Intended Learning Outcomes

  • Practical training in research methods through supervised work
  • The ability to manage their own learning
  • Independent learning through the use of scholarly reviews and primary sources (for example, refereed research articles and/or original materials appropriate to the discipline).
  • Present complex issues to others through written reports
  • Develop communication skills through written reports and oral presentation
  • Employ and carry out complex practical operations and techniques
  • An appreciation of conformation in both saccharides and protein structure
  • An ability to predict selectivity in organic reactions and suggest how it may be controlled
  • Understanding the link between potential energy surfaces, reaction dynamics and kinetics
  • Appreciation of the role of molecular structure and interactions in defining phase behaviour
  • Ability to draw flow diagrams of industrial chemical processes
  • Critically evaluate arguments, assumptions, abstract concepts and data (that may be incomplete), to make judgements, and to frame appropriate questions to achieve a solution - or identify a range of solutions - to a problem
  • Able to take decisions in a responsible and professional manner
  • Develop time management and efficiency skills
  • Report writing skills
  • Make appropriate use of information and communication technology resources
  • The qualities and transferable skills necessary for employment requiring:
    • the exercise of initiative and personal responsibility
    • decision-making in complex and unpredictable contexts
  • Analyse and explain electronic Spectra for some simple octahedral transition metal systems
  • Explain how diffraction experiments are carried out for crystalline solids and how the results of these experiments are interpreted
  • Analyse and interpret multi-nuclear NMR spectra for transition metal compounds

Teaching Information

Much teaching will be provided ‘on the job’ by members of staff at the company. Formal academic teaching will be entirely by distance learning using e-learning methods.

Assessment Information

Students will be assessed on their industrial placement through a final written report and oral presentation. This component will contribute 75% of the unit mark.

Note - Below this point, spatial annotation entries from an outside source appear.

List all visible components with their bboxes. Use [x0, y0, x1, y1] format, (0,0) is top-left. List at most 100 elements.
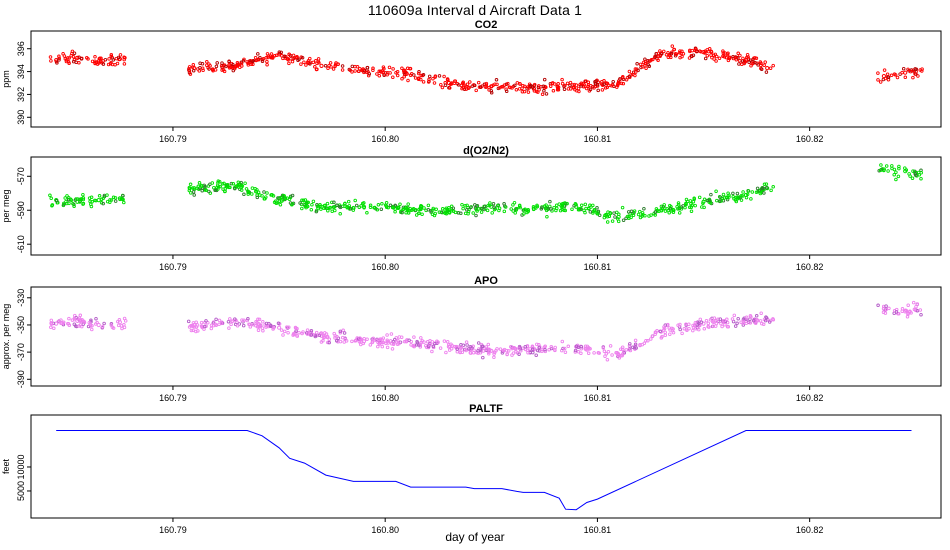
data-point: [914, 67, 919, 71]
data-point: [553, 345, 557, 350]
data-point: [380, 69, 385, 73]
data-point: [641, 65, 645, 69]
data-point: [433, 75, 437, 79]
data-point: [245, 318, 249, 323]
data-point: [62, 54, 67, 58]
data-point: [920, 69, 924, 73]
data-point: [340, 335, 345, 340]
data-point: [634, 346, 638, 350]
data-point: [568, 83, 572, 88]
data-point: [560, 77, 564, 82]
data-point: [447, 86, 452, 90]
data-point: [405, 71, 409, 76]
data-point: [670, 209, 674, 213]
data-point: [911, 75, 915, 80]
data-point: [332, 200, 336, 205]
data-point: [676, 323, 680, 327]
data-point: [187, 66, 191, 71]
data-point: [605, 81, 609, 86]
data-point: [240, 318, 244, 322]
data-point: [668, 332, 672, 336]
data-point: [910, 176, 915, 180]
data-point: [608, 211, 613, 216]
data-point: [487, 85, 491, 90]
data-point: [242, 318, 246, 323]
data-point: [629, 215, 633, 220]
data-point: [612, 211, 616, 215]
data-point: [568, 87, 573, 91]
data-point: [226, 319, 231, 324]
data-point: [314, 330, 319, 335]
data-point: [380, 202, 384, 206]
data-point: [703, 51, 707, 55]
x-tick-label: 160.80: [371, 262, 399, 272]
data-point: [439, 82, 443, 87]
data-point: [643, 59, 648, 64]
data-point: [687, 322, 691, 326]
data-point: [367, 72, 372, 76]
data-point: [260, 326, 265, 330]
data-point: [287, 61, 291, 66]
data-point: [489, 90, 494, 95]
data-point: [669, 51, 674, 56]
data-point: [317, 333, 322, 338]
data-point: [353, 198, 357, 203]
data-point: [264, 325, 268, 329]
data-point: [581, 81, 585, 86]
data-point: [583, 346, 587, 351]
data-point: [764, 316, 769, 320]
data-point: [549, 346, 554, 351]
data-point: [426, 203, 431, 208]
data-point: [754, 190, 759, 195]
data-point: [69, 198, 74, 202]
data-point: [380, 344, 385, 349]
data-point: [678, 327, 682, 332]
data-point: [402, 75, 406, 79]
data-point: [271, 327, 275, 331]
data-point: [608, 344, 613, 348]
data-point: [90, 199, 94, 204]
data-point: [914, 173, 918, 178]
data-point: [383, 203, 388, 207]
data-point: [894, 310, 899, 314]
panel-3: PALTF feet 160.79 160.80 160.81 160.82 5000 100…: [1, 403, 942, 535]
data-point: [239, 61, 244, 66]
data-point: [235, 324, 240, 328]
data-point: [751, 318, 756, 323]
data-point: [892, 172, 896, 177]
data-point: [639, 65, 643, 70]
data-point: [72, 51, 77, 55]
data-point: [689, 201, 693, 206]
data-point: [579, 344, 584, 349]
data-point: [552, 205, 556, 210]
data-point: [387, 65, 392, 70]
data-point: [739, 320, 743, 324]
data-point: [618, 77, 622, 81]
data-point: [290, 193, 295, 198]
data-point: [689, 205, 694, 210]
data-point: [762, 63, 766, 67]
data-point: [244, 187, 249, 191]
data-point: [285, 196, 289, 200]
data-point: [522, 89, 527, 94]
y-tick-label: 10000: [16, 454, 26, 479]
data-point: [217, 322, 221, 327]
data-point: [692, 197, 696, 202]
data-point: [506, 349, 511, 353]
data-point: [903, 70, 908, 75]
data-point: [337, 204, 342, 209]
data-point: [220, 61, 224, 65]
data-point: [595, 206, 599, 210]
data-point: [59, 318, 63, 322]
data-point: [88, 199, 92, 204]
data-point: [265, 62, 269, 67]
data-point: [492, 355, 496, 360]
data-point: [304, 63, 308, 67]
data-point: [368, 343, 373, 347]
data-point: [82, 320, 87, 325]
data-point: [419, 204, 423, 208]
data-point: [368, 205, 373, 209]
data-point: [658, 329, 662, 334]
data-point: [442, 339, 447, 343]
data-point: [222, 69, 227, 74]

Students will also be assessed for the remote learning component by online assessment. This distance-learning component will account for 25% of the unit mark. Students must pass this distance learning component to receive credit for the unit.

Resources

If this unit has a Resource List, you will normally find a link to it in the Blackboard area for the unit. Sometimes there will be a separate link for each weekly topic.

If you are unable to access a list through Blackboard, you can also find it via the Resource Lists homepage. Search for the list by the unit name or code (e.g. CHEM30003).

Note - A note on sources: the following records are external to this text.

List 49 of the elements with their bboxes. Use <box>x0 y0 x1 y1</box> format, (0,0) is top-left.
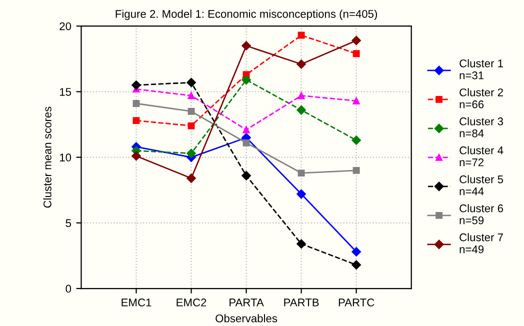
point <box>242 75 251 84</box>
point <box>296 189 306 199</box>
legend-label: Cluster 6 n=59 <box>460 204 504 224</box>
y-tick-label: 20 <box>60 22 72 30</box>
point <box>132 151 141 161</box>
point <box>352 50 360 58</box>
point <box>242 41 251 50</box>
legend-label: Cluster 7 n=49 <box>460 233 503 254</box>
point <box>186 78 196 88</box>
point <box>352 166 360 174</box>
point <box>352 260 361 270</box>
point <box>242 171 251 180</box>
point <box>352 136 361 145</box>
point <box>188 108 195 115</box>
legend-label: Cluster 1 n=31 <box>460 59 503 80</box>
y-tick-label: 10 <box>60 154 72 162</box>
point <box>188 122 195 130</box>
point <box>242 139 250 146</box>
legend-label: Cluster 4 n=72 <box>460 146 504 166</box>
y-axis-title: Cluster mean scores <box>43 106 52 208</box>
y-tick-label: 15 <box>60 88 72 96</box>
point <box>298 92 305 100</box>
point <box>132 80 141 90</box>
point <box>242 126 250 134</box>
y-tick-label: 0 <box>66 284 72 293</box>
chart-title: Figure 2. Model 1: Economic misconceptions (n=405) <box>116 10 377 20</box>
point <box>296 105 306 115</box>
point <box>298 170 305 177</box>
legend-label: Cluster 2 n=66 <box>460 88 503 108</box>
point <box>296 60 306 69</box>
point <box>186 174 196 183</box>
x-tick-label: EMC2 <box>176 298 206 306</box>
point <box>352 97 360 104</box>
point <box>352 36 361 46</box>
point <box>132 100 140 107</box>
point <box>186 148 196 158</box>
x-tick-label: PARTC <box>338 298 374 306</box>
x-tick-label: PARTA <box>230 298 264 306</box>
y-tick-label: 5 <box>66 219 72 228</box>
point <box>298 32 305 39</box>
point <box>352 247 361 256</box>
x-tick-label: PARTB <box>284 298 319 306</box>
point <box>296 239 306 249</box>
legend-label: Cluster 5 n=44 <box>460 175 504 196</box>
x-tick-label: EMC1 <box>122 298 152 306</box>
legend-label: Cluster 3 n=84 <box>460 117 504 138</box>
x-axis-title: Observables <box>216 314 278 322</box>
point <box>132 117 140 124</box>
point <box>188 92 195 100</box>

How much time the unit requires
Each credit equates to 10 hours of total student input. For example a 20 credit unit will take you 200 hours of study to complete. Your total learning time is made up of contact time, directed learning tasks, independent learning and assessment activity.

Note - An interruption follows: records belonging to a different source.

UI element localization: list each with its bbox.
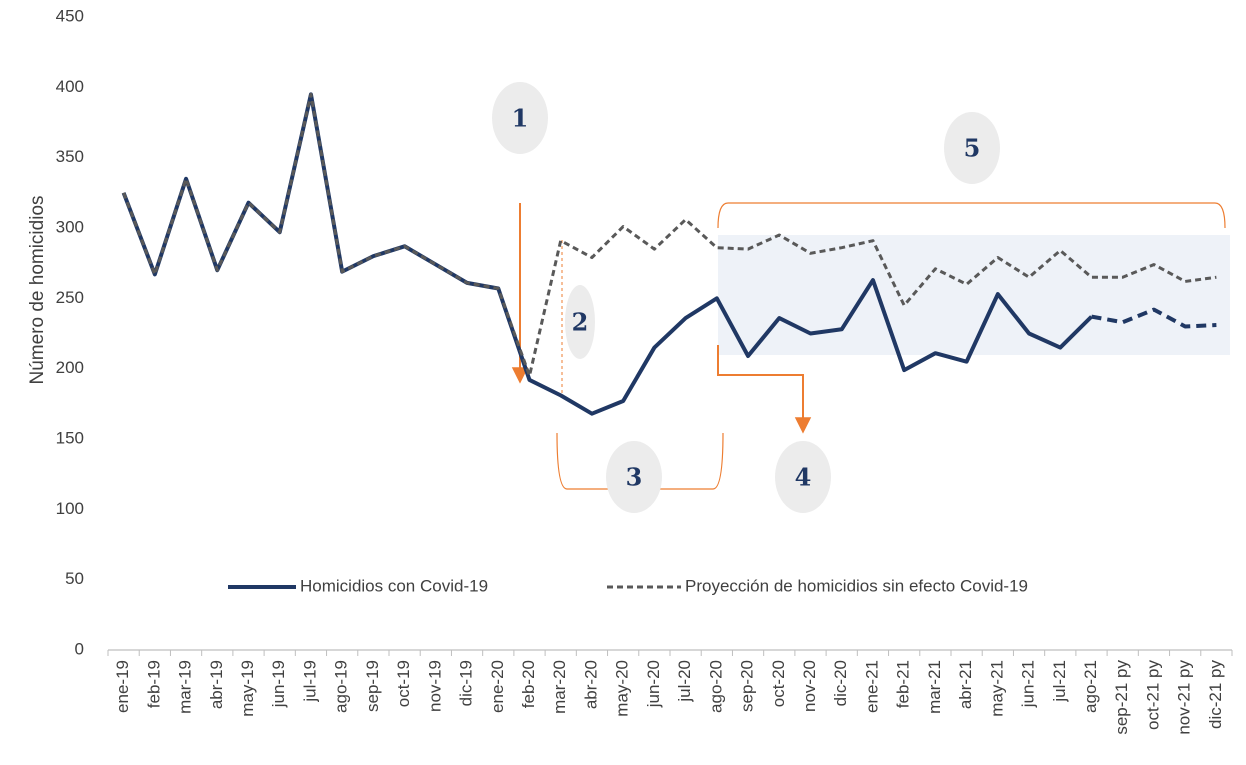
x-tick-label: dic-20 [831,660,850,706]
x-tick-label: ene-20 [488,660,507,713]
data-line [1091,307,1217,329]
annotation-label: 2 [572,308,589,337]
x-tick-label: ago-21 [1081,660,1100,713]
x-tick-label: nov-19 [425,660,444,712]
y-tick-label: 50 [65,569,84,588]
x-tick-label: mar-19 [176,660,195,714]
x-tick-label: ene-21 [862,660,881,713]
annotation-bubble [492,82,548,154]
annotation-label: 1 [512,104,529,133]
x-tick-label: abr-19 [207,660,226,709]
x-tick-label: abr-20 [581,660,600,709]
x-tick-label: dic-21 py [1206,660,1225,729]
x-tick-label: jul-19 [300,660,319,703]
x-tick-label: sep-20 [738,660,757,712]
x-tick-label: nov-21 py [1175,660,1194,735]
highlight-area [718,235,1230,355]
x-tick-label: sep-19 [363,660,382,712]
x-tick-label: jul-20 [675,660,694,703]
annotation-bubble [944,112,1000,184]
x-tick-label: oct-20 [769,660,788,707]
annotation-label: 3 [626,463,643,492]
x-tick-label: mar-20 [550,660,569,714]
y-tick-label: 450 [56,6,84,25]
x-tick-label: jul-21 [1050,660,1069,703]
y-axis-label: Número de homicidios [27,195,48,384]
x-tick-label: dic-19 [457,660,476,706]
annotation-bubble [775,441,831,513]
x-tick-label: ene-19 [113,660,132,713]
x-tick-label: may-21 [987,660,1006,717]
x-tick-label: may-19 [238,660,257,717]
x-tick-label: oct-19 [394,660,413,707]
annotation-bubble [606,441,662,513]
x-tick-label: feb-20 [519,660,538,708]
y-tick-label: 0 [75,639,84,658]
y-tick-label: 200 [56,358,84,377]
y-tick-label: 250 [56,288,84,307]
x-tick-label: jun-19 [269,660,288,708]
x-tick-label: nov-20 [800,660,819,712]
x-tick-label: ago-20 [706,660,725,713]
x-tick-label: jun-20 [644,660,663,708]
annotation-label: 4 [795,463,812,492]
y-tick-label: 100 [56,499,84,518]
x-tick-label: feb-21 [894,660,913,708]
x-tick-label: sep-21 py [1112,660,1131,735]
annotation-label: 5 [964,134,981,163]
x-tick-label: feb-19 [144,660,163,708]
annotation-bubble [565,285,595,359]
x-tick-label: ago-19 [332,660,351,713]
y-tick-label: 150 [56,428,84,447]
legend-label: Proyección de homicidios sin efecto Covi… [685,576,1028,595]
x-tick-label: may-20 [613,660,632,717]
x-tick-label: jun-21 [1019,660,1038,708]
y-tick-label: 350 [56,147,84,166]
x-tick-label: mar-21 [925,660,944,714]
legend-label: Homicidios con Covid-19 [300,576,488,595]
y-tick-label: 400 [56,77,84,96]
x-tick-label: abr-21 [956,660,975,709]
data-line [122,92,1217,378]
y-tick-label: 300 [56,217,84,236]
x-tick-label: oct-21 py [1143,660,1162,730]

See the Faculty workload statement relating to this unit for more information.

Assessment
The Board of Examiners will consider all cases where students have failed or not completed the assessments required for credit. The Board considers each student's outcomes across all the units which contribute to each year's programme of study. If you have self-certificated your absence from an assessment, you will normally be required to complete it the next time it runs (this is usually in the next assessment period).
The Board of Examiners will take into account any extenuating circumstances and operates within the Regulations and Code of Practice for Taught Programmes.